As you deal with your unique family dynamics, surely the most important thing on your mind is your children. Fighting about custody and visitation is so difficult, yet the decision is so important. As you and your family consider what life will look like in your next stage, begin by looking at the different types of child custody available.

There are four main types of custody: physical, legal, sole and joint custody. Here, we explain the basics of each to help you decide which is best for your family.

Physical custody

Physical custody is likely what you first think of when you approach the subject. This term describes the right to have the child be with you in person and live with you.

Legal custody

Legal custody is the right to make certain decisions about the child. This can include medical decisions, education, religion and general lifestyle.

Sole custody

Sole custody means that one party is given charge of the child.
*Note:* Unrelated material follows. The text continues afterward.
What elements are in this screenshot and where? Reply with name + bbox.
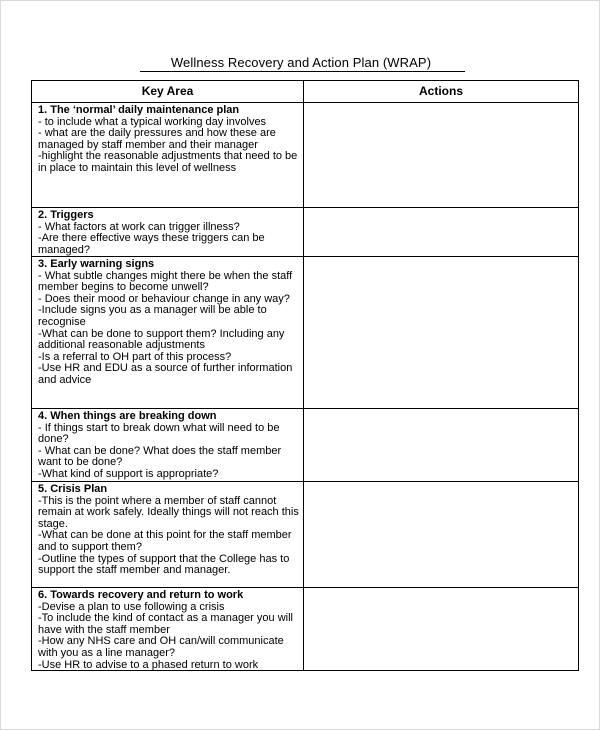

This can apply to both legal and physical custody, or only one. It is often used in situations when one parent is not fit to care for the child. Still, there may be visitation rights granted to the non-custodial parent.

Joint custody

Joint custody is when more than one parties have the right to share custody of their child. This could mean sharing legal, physical or both types of custody. In joint legal custody, both parties must work together to make decisions concerning the child. In joint physical custody, children will often move between and live in both homes or the child can stay in one home and the parents move in and out according to the custody schedule.

Joint custody often comes with a parenting agreement, though they can also be used in other custody situations. This document will help determine schedules, rules and other topics the parents or guardians would like to address.

As you begin to understand the different types of custody available to you, it’s important to talk with your attorney to figure out which is best for your family and how to pursue it.